4 No RPO config is defined and the cron schedule is paused with the most recent backup execution failed. Switch to an RPO schedule after the failure is resolved.
4 No schedule is defined and the most recent backup execution failed. Opt in to an RPO schedule for better protection.
5 This BackupPlan has violated RPO. Resolve backup failures, update the target RPO and exclusion windows, or shrink the backup scope as needed for this BackupPlan.
5 This BackupPlan has violated RPO and schedule is paused. Resolve backup failures, update the target RPO and exclusion window, or shrink the backup scope as needed for this BackupPlan.

Before you begin

Before you set up an alert policy, ensure you have an appropriate notification channel.

Create an alert

For more information about creating general log-based alert policies, see Configure log-based alerting policies. Or, to create an alert policy specifically for RPO risk level or RPO risk reasons changes in backup plans, do the following:

  1. Go the Logs Explorer page. Go to Logs Explorer

  2. In the Query pane, enter the following filter criteria:

    logName="projects/PROJECT_ID/logs/gkebackup.googleapis.com%2Fbackup_plan_change"
    resource.type="gkebackup.googleapis.com/BackupPlan"
    resource.labels.backup_plan_id="BACKUP_PLAN"
    resource.labels.location="LOCATION"
    jsonPayload.backupPlanMetadata.rpoRiskLevel>="VALUE"
    jsonPayload.backupPlanMetadata.rpoRiskReason="REASON"
    

    Replace the following:

    • PROJECT_ID: the ID of your Google Cloud project.
    • BACKUP_PLAN: the name of the backup plan for which you want to generate alerts.
    • LOCATION: the compute region of the backup plan for which you want to generate alerts. For example, us-central1.
    • VALUE: The RPO risk level value for the backup plan you want to be alerted on. The valid values are in the range [1,5]. We recommended setting up alerts on risk level >= 4.
    • REASON: (Optional) Select an appropriate risk reason from the table.
  3. To validate the query, click Run Query.

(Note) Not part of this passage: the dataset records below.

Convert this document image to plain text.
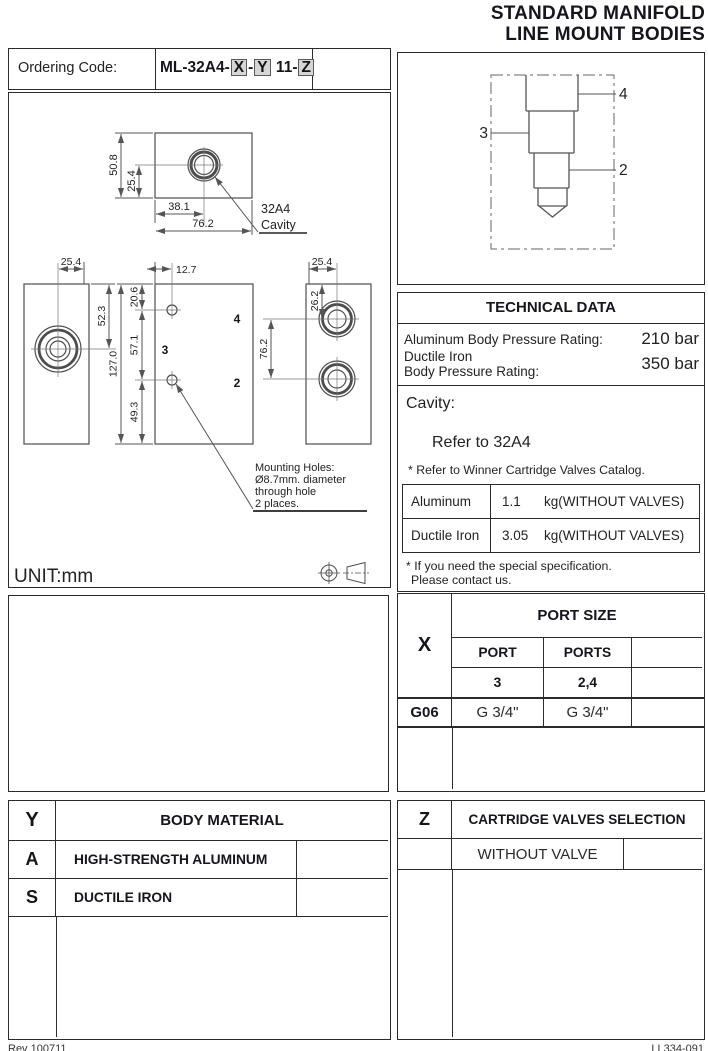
STANDARD MANIFOLD
LINE MOUNT BODIES
Ordering Code:	ML-32A4- X - Y 11- Z
50.8
25.4
38.1
76.2
32A4
Cavity
25.4
52.3
127.0
20.6
57.1
49.3
12.7
25.4
26.2
76.2
4
3
2
Mounting Holes:
Ø8.7mm. diameter
through hole
2 places.
UNIT:mm
4
3
2
TECHNICAL DATA
Aluminum Body Pressure Rating: 210 bar
Ductile Iron
Body Pressure Rating:	350 bar
Cavity:
Refer to 32A4
* Refer to Winner Cartridge Valves Catalog.
Aluminum	1.1	kg(WITHOUT VALVES)
Ductile Iron	3.05	kg(WITHOUT VALVES)
* If you need the special specification.
Please contact us.
X
PORT SIZE
PORT	PORTS
3	2,4
G06	G 3/4"	G 3/4"
Y	BODY MATERIAL
A	HIGH-STRENGTH ALUMINUM
S	DUCTILE IRON
Z	CARTRIDGE VALVES SELECTION
WITHOUT VALVE
Rev 100711	LL334-091
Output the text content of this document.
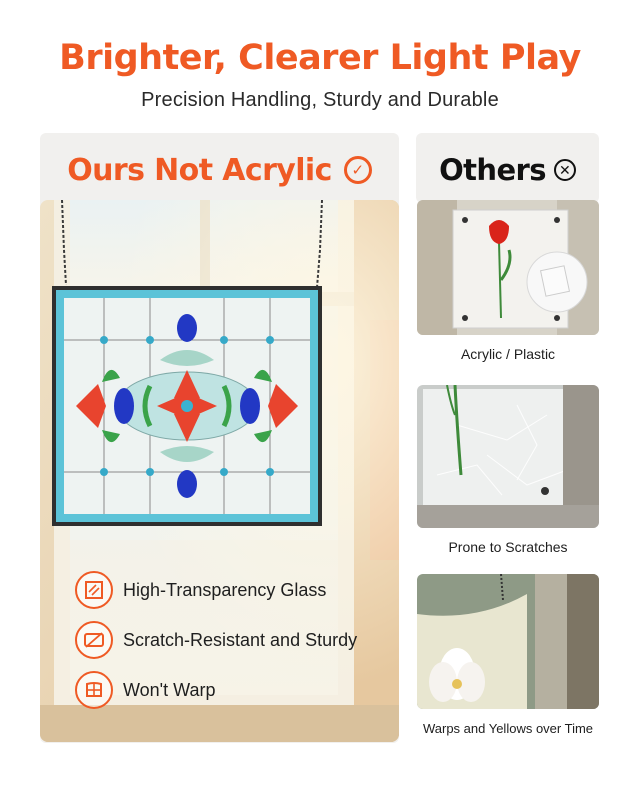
Brighter, Clearer Light Play
Precision Handling, Sturdy and Durable
Ours Not Acrylic	✓
High-Transparency Glass
Scratch-Resistant and Sturdy
Won't Warp
Others ✕
Acrylic / Plastic
Prone to Scratches
Warps and Yellows over Time
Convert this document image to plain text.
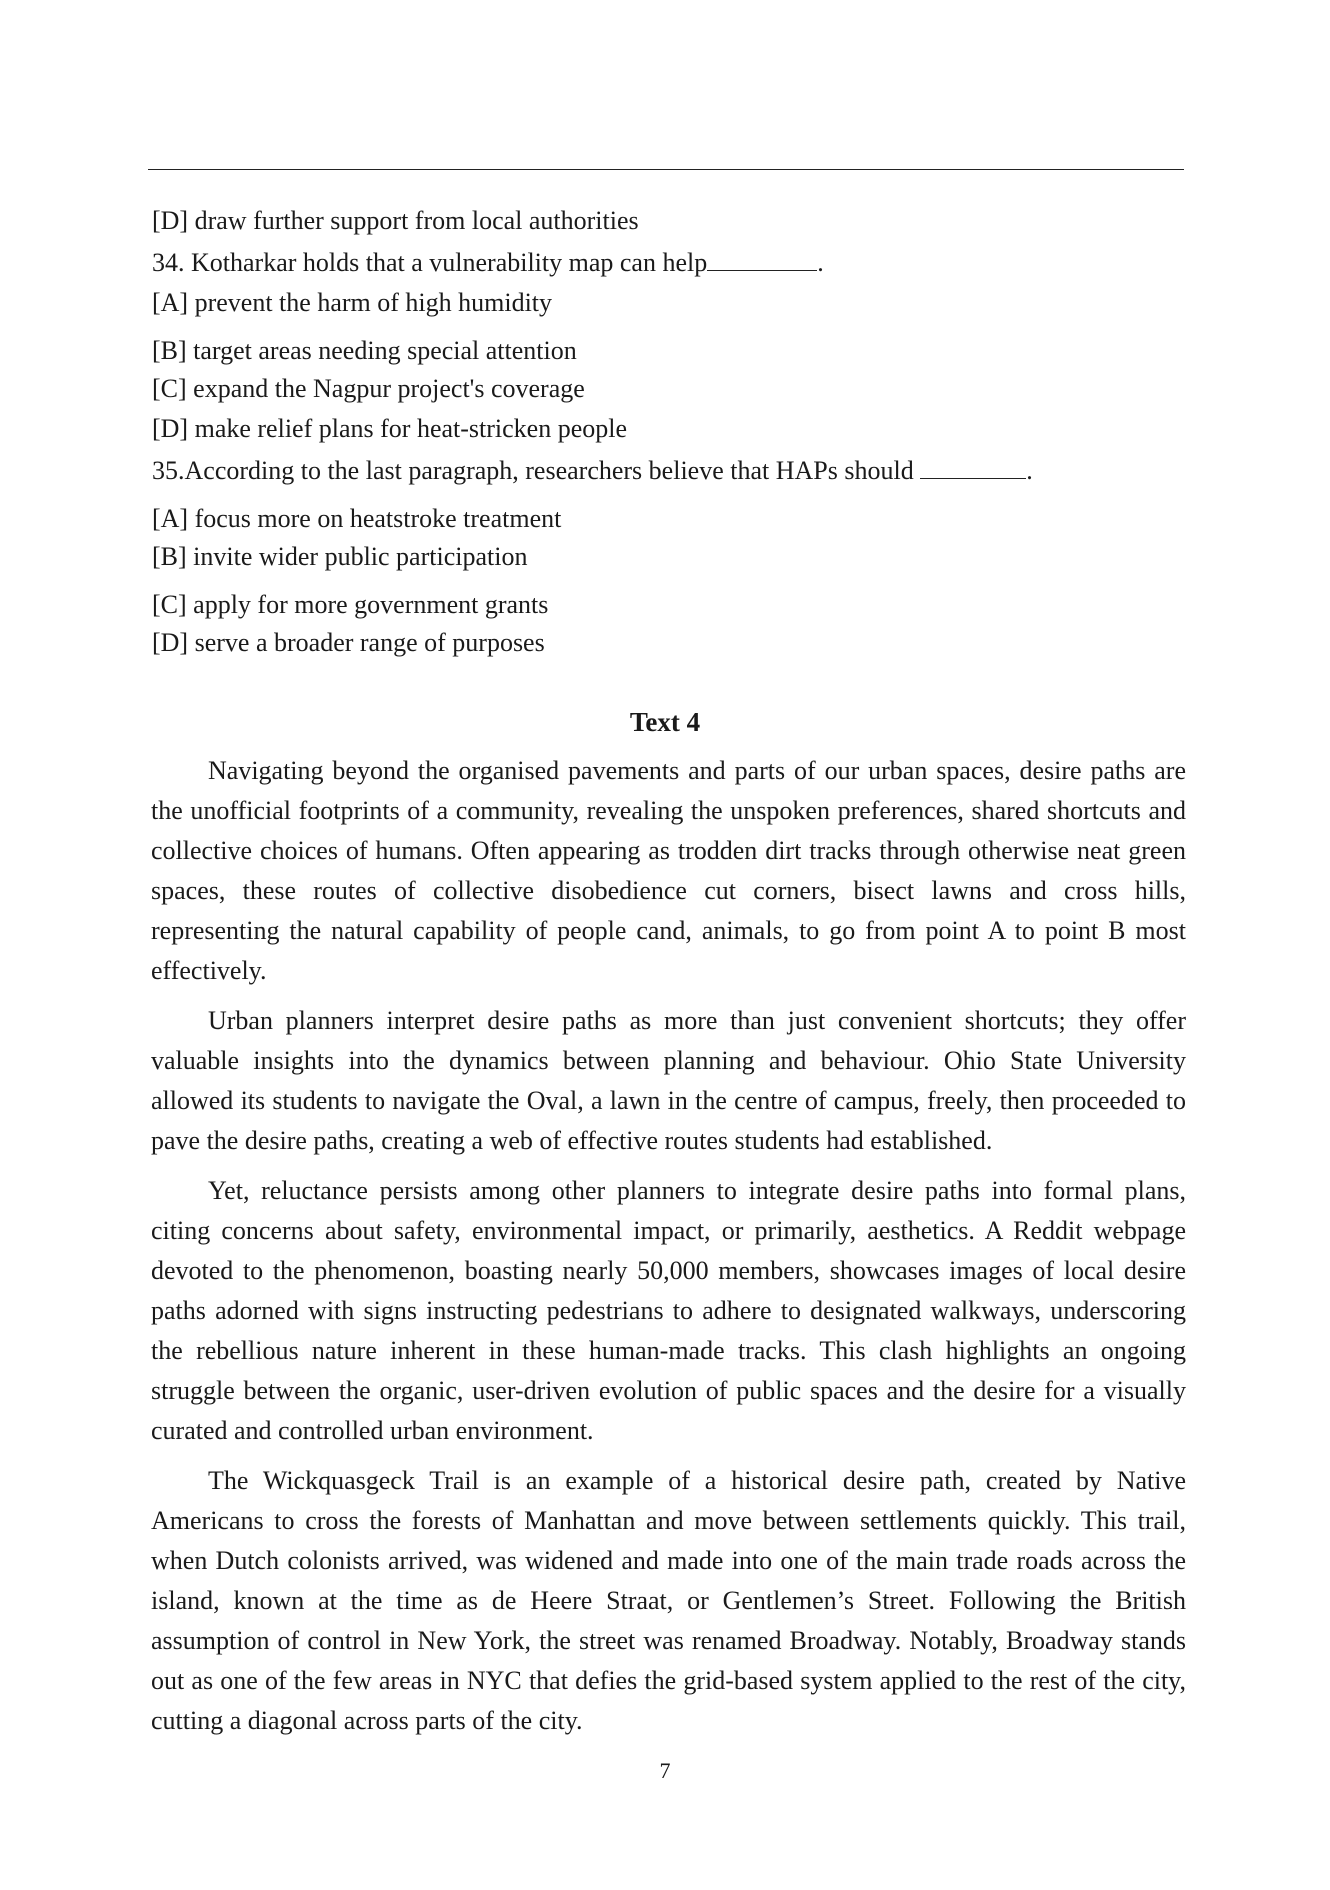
[D] draw further support from local authorities
34. Kotharkar holds that a vulnerability map can help	.
[A] prevent the harm of high humidity
[B] target areas needing special attention
[C] expand the Nagpur project's coverage
[D] make relief plans for heat-stricken people
35.According to the last paragraph, researchers believe that HAPs should	.
[A] focus more on heatstroke treatment
[B] invite wider public participation
[C] apply for more government grants
[D] serve a broader range of purposes
Text 4

Navigating beyond the organised pavements and parts of our urban spaces, desire paths are the unofficial footprints of a community, revealing the unspoken preferences, shared shortcuts and collective choices of humans. Often appearing as trodden dirt tracks through otherwise neat green spaces, these routes of collective disobedience cut corners, bisect lawns and cross hills, representing the natural capability of people cand, animals, to go from point A to point B most effectively.

Urban planners interpret desire paths as more than just convenient shortcuts; they offer valuable insights into the dynamics between planning and behaviour. Ohio State University allowed its students to navigate the Oval, a lawn in the centre of campus, freely, then proceeded to pave the desire paths, creating a web of effective routes students had established.

Yet, reluctance persists among other planners to integrate desire paths into formal plans, citing concerns about safety, environmental impact, or primarily, aesthetics. A Reddit webpage devoted to the phenomenon, boasting nearly 50,000 members, showcases images of local desire paths adorned with signs instructing pedestrians to adhere to designated walkways, underscoring the rebellious nature inherent in these human-made tracks. This clash highlights an ongoing struggle between the organic, user-driven evolution of public spaces and the desire for a visually curated and controlled urban environment.

The Wickquasgeck Trail is an example of a historical desire path, created by Native Americans to cross the forests of Manhattan and move between settlements quickly. This trail, when Dutch colonists arrived, was widened and made into one of the main trade roads across the island, known at the time as de Heere Straat, or Gentlemen’s Street. Following the British assumption of control in New York, the street was renamed Broadway. Notably, Broadway stands out as one of the few areas in NYC that defies the grid-based system applied to the rest of the city, cutting a diagonal across parts of the city.

7
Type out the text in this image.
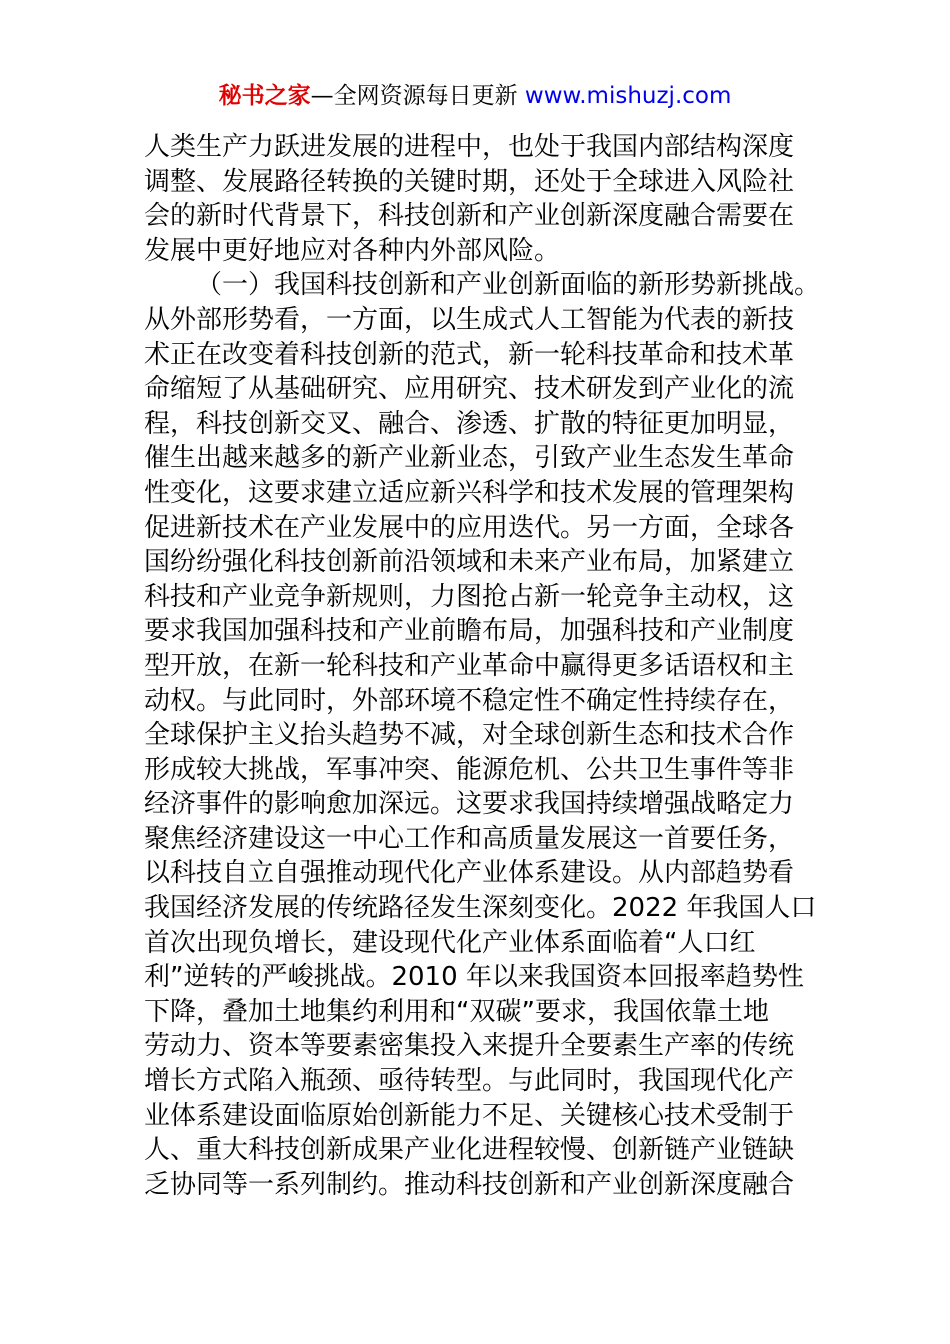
秘书之家—全网资源每日更新 www.mishuzj.com
人类生产力跃进发展的进程中，也处于我国内部结构深度
调整、发展路径转换的关键时期，还处于全球进入风险社
会的新时代背景下，科技创新和产业创新深度融合需要在
发展中更好地应对各种内外部风险。
（一）我国科技创新和产业创新面临的新形势新挑战。
从外部形势看，一方面，以生成式人工智能为代表的新技
术正在改变着科技创新的范式，新一轮科技革命和技术革
命缩短了从基础研究、应用研究、技术研发到产业化的流
程，科技创新交叉、融合、渗透、扩散的特征更加明显，
催生出越来越多的新产业新业态，引致产业生态发生革命
性变化，这要求建立适应新兴科学和技术发展的管理架构
促进新技术在产业发展中的应用迭代。另一方面，全球各
国纷纷强化科技创新前沿领域和未来产业布局，加紧建立
科技和产业竞争新规则，力图抢占新一轮竞争主动权，这
要求我国加强科技和产业前瞻布局，加强科技和产业制度
型开放，在新一轮科技和产业革命中赢得更多话语权和主
动权。与此同时，外部环境不稳定性不确定性持续存在，
全球保护主义抬头趋势不减，对全球创新生态和技术合作
形成较大挑战，军事冲突、能源危机、公共卫生事件等非
经济事件的影响愈加深远。这要求我国持续增强战略定力
聚焦经济建设这一中心工作和高质量发展这一首要任务，
以科技自立自强推动现代化产业体系建设。从内部趋势看
我国经济发展的传统路径发生深刻变化。2022 年我国人口
首次出现负增长，建设现代化产业体系面临着“人口红
利”逆转的严峻挑战。2010 年以来我国资本回报率趋势性
下降，叠加土地集约利用和“双碳”要求，我国依靠土地
劳动力、资本等要素密集投入来提升全要素生产率的传统
增长方式陷入瓶颈、亟待转型。与此同时，我国现代化产
业体系建设面临原始创新能力不足、关键核心技术受制于
人、重大科技创新成果产业化进程较慢、创新链产业链缺
乏协同等一系列制约。推动科技创新和产业创新深度融合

  4. In the Query results toolbar, expand the Actions menu and select Create log alert.

  5. In the Alert details pane, enter a name for your alerting policy in the Alert Policy Name field. For example, Alert for RPO risk level of backup plan.

  6. Select an option from the Policy severity level menu. Incidents and notifications display the severity level. We recommend setting the severity level to Critical.

  7. Enter a description for your alerting policy. You can also include information that might help the recipient of a notification diagnose the problem. For information about how you can format and refine the content of this field, see Using Markdown and variables in documentation templates.

  8. Click Next.

  9. Set the Time between notifications and Incident autoclose duration. We recommend setting the time between notifications to one day and the autoclose duration to seven days.

  10. Click Next.

  11. Select one or more notification channels for your alerting policy.

  12. Click Save.

    After you save the policy, you receive alerts to your notification channels when a backup plan matches your filter.